In den Lockdowns der Pandemie hat sich bei vielen der Spezies Gehendes Tier das Bedürfnis zurückgemeldet, mal wieder unter freiem Himmel loszuziehen. Sogar auf eigenen Beinen.
Von Zeit zu Zeit entdecken Menschen eine exotische Fortbewegungsart namens Spazierengehen. In der neoliberalen Marketing-Demokratie kann es da nicht ausbleiben, den gemäßigten Schritt mit körpereigenem Werkzeug umgehend als Mode zu missbrauchen. Womöglich lässt sich damit sogar etwas im Outdoor-Business verdienen, auch wenn Spaziergänger keine spezielle Ausrüstung brauchen, wollen sie sich nicht im Dienste kapitalistischer Leistungsmaximierung mit einem Ultrasport foltern.
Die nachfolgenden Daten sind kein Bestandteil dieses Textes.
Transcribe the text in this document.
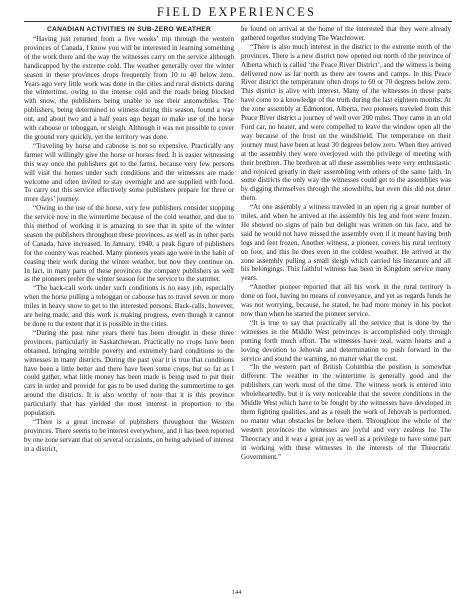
FIELD EXPERIENCES
CANADIAN ACTIVITIES IN SUB-ZERO WEATHER

“Having just returned from a five weeks’ trip through the western provinces of Canada, I know you will be interested in learning something of the work there and the way the witnesses carry on the service although handicapped by the extreme cold. The weather generally over the winter season in these provinces drops frequently from 10 to 40 below zero. Years ago very little work was done in the cities and rural districts during the wintertime, owing to the intense cold and the roads being blocked with snow, the publishers being unable to use their automobiles. The publishers, being determined to witness during this season, found a way out, and about two and a half years ago began to make use of the horse with caboose or toboggan, or sleigh. Although it was not possible to cover the ground very quickly, yet the territory was done.

“Traveling by horse and caboose is not so expensive. Practically any farmer will willingly give the horse or horses feed. It is easier witnessing this way once the publishers get to the farms, because very few persons will visit the homes under such conditions and the witnesses are made welcome and often invited to stay overnight and are supplied with food. To carry out this service effectively some publishers prepare for three or more days’ journey.

“Owing to the use of the horse, very few publishers consider stopping the service now in the wintertime because of the cold weather, and due to this method of working it is amazing to see that in spite of the winter season the publishers throughout these provinces, as well as in other parts of Canada, have increased. In January, 1940, a peak figure of publishers for the country was reached. Many pioneers years ago were in the habit of ceasing their work during the winter weather, but now they continue on. In fact, in many parts of these provinces the company publishers as well as the pioneers prefer the winter season for the service to the summer.

“The back-call work under such conditions is no easy job, especially when the horse pulling a toboggan or caboose has to travel seven or more miles in heavy snow to get to the interested persons. Back-calls, however, are being made, and this work is making progress, even though it cannot be done to the extent that it is possible in the cities.

“During the past nine years there has been drought in these three provinces, particularly in Saskatchewan. Practically no crops have been obtained, bringing terrible poverty and extremely hard conditions to the witnesses in many districts. During the past year it is true that conditions have been a little better and there have been some crops, but so far as I could gather, what little money has been made is being used to put their cars in order and provide for gas to be used during the summertime to get around the districts. It is also worthy of note that it is this province particularly that has yielded the most interest in proportion to the population.

“There is a great increase of publishers throughout the Western provinces. There seems to be interest everywhere, and it has been reported by one zone servant that on several occasions, on being advised of interest in a district,

he found on arrival at the home of the interested that they were already gathered together studying The Watchtower.

“There is also much interest in the district to the extreme north of the provinces. There is a new district now opened out north of the province of Alberta which is called ‘the Peace River District’, and the witness is being delivered now as far north as there are towns and camps. In this Peace River district the temperature often drops to 60 or 70 degrees below zero. This district is alive with interest. Many of the witnesses in these parts have come to a knowledge of the truth during the last eighteen months. At the zone assembly at Edmonton, Alberta, two pioneers traveled from this Peace River district a journey of well over 200 miles. They came in an old Ford car, no heater, and were compelled to leave the window open all the way because of the frost on the windshield. The temperature on their journey must have been at least 30 degrees below zero. When they arrived at the assembly they were overjoyed with the privilege of meeting with their brethren. The brethren at all these assemblies were very enthusiastic and rejoiced greatly in their assembling with others of the same faith. In some districts the only way the witnesses could get to the assemblies was by digging themselves through the snowdrifts, but even this did not deter them.

“At one assembly a witness traveled in an open rig a great number of miles, and when he arrived at the assembly his leg and foot were frozen. He showed no signs of pain but delight was written on his face, and he said he would not have missed the assembly even if it meant having both legs and feet frozen. Another witness, a pioneer, covers his rural territory on foot, and this he does even in the coldest weather. He arrived at the zone assembly pulling a small sleigh which carried his literature and all his belongings. This faithful witness has been in Kingdom service many years.

“Another pioneer reported that all his work in the rural territory is done on foot, having no means of conveyance, and yet as regards funds he was not worrying, because, he stated, he had more money in his pocket now than when he started the pioneer service.

“It is true to say that practically all the service that is done by the witnesses in the Middle West provinces is accomplished only through putting forth much effort. The witnesses have zeal, warm hearts and a loving devotion to Jehovah and determination to push forward in the service and sound the warning, no matter what the cost.

“In the western part of British Columbia the position is somewhat different. The weather in the wintertime is generally good and the publishers can work most of the time. The witness work is entered into wholeheartedly, but it is very noticeable that the severe conditions in the Middle West which have to be fought by the witnesses have developed in them fighting qualities, and as a result the work of Jehovah is performed, no matter what obstacles be before them. Throughout the whole of the western provinces the witnesses are joyful and very zealous for The Theocracy and it was a great joy as well as a privilege to have some part in working with these witnesses in the interests of the Theocratic Government.”

144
Bei uns wird der aufrechte Gang am ehesten dann beachtet, wenn sich ahnungslose Reklamedichter in ihrer Shopping-Propaganda an den Flaneur erinnern. Mitten im Stuttgarter Breuninger-Revier standen schon mal Liegestühle mit der Aufschrift: "Platz für Flaneure". Bei diesem Anblick setzt es dich als Herumgeher glatt auf den Arsch, während der ökobewusste Herr Stadtrat umgehend eine "Flaniermeile" fordert, mit der Auflage, bloß keinen Parkplatz dafür zu opfern.
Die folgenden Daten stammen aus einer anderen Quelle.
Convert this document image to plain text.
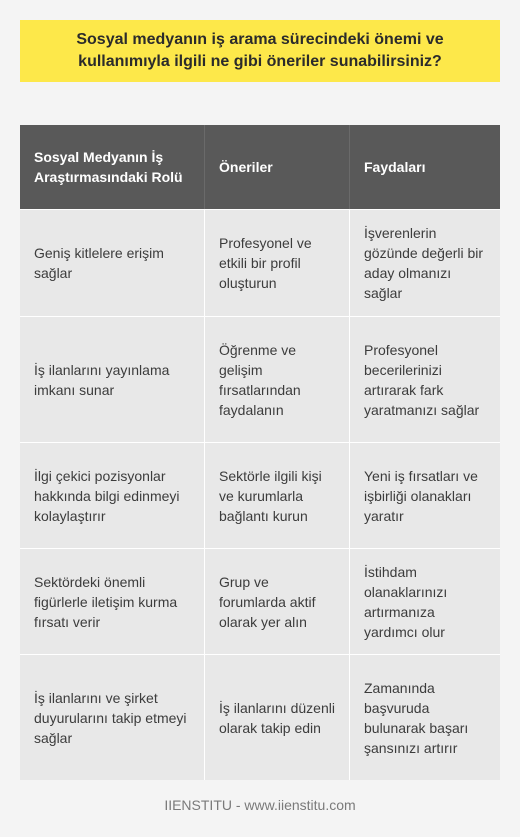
Sosyal medyanın iş arama sürecindeki önemi ve kullanımıyla ilgili ne gibi öneriler sunabilirsiniz?
Sosyal Medyanın İş Araştırmasındaki Rolü
Öneriler	Faydaları
Geniş kitlelere erişim sağlar
Profesyonel ve etkili bir profil oluşturun
İşverenlerin gözünde değerli bir aday olmanızı sağlar
İş ilanlarını yayınlama imkanı sunar
Öğrenme ve gelişim fırsatlarından faydalanın
Profesyonel becerilerinizi artırarak fark yaratmanızı sağlar
İlgi çekici pozisyonlar hakkında bilgi edinmeyi kolaylaştırır
Sektörle ilgili kişi ve kurumlarla bağlantı kurun
Yeni iş fırsatları ve işbirliği olanakları yaratır
Sektördeki önemli figürlerle iletişim kurma fırsatı verir
Grup ve forumlarda aktif olarak yer alın
İstihdam olanaklarınızı artırmanıza yardımcı olur
İş ilanlarını ve şirket duyurularını takip etmeyi sağlar
İş ilanlarını düzenli olarak takip edin
Zamanında başvuruda bulunarak başarı şansınızı artırır
IIENSTITU - www.iienstitu.com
Unsereiner hat sich das Spazierengehen vor einem Vierteljahrhundert in einer geistigen Notlage angewöhnt. Mein Chef bei den "Stuttgarter Nachrichten" erteilte mir aus heiterem Himmel den Auftrag, in Zukunft hauptberuflich eine Kolumne namens "Joe Bauer in der Stadt" zu füllen. Da mir niemand sagte, woher der Stoff dafür kommen könnte, schickte ich meine vom Sitzen verkümmerten Hirnzellen spazieren ins Nichts.
Unterwegs mit 3 km/h
Mich der Stadt auf dem Sofa vor dem Bildschirm zu nähern, erschien mir so wenig erfolgversprechend, wie die Straßenbahn oder ein Taxi zu nehmen, wenn ich weiterhin meinen Monatslohn erhalten wollte. Also begann ich herumzugehen.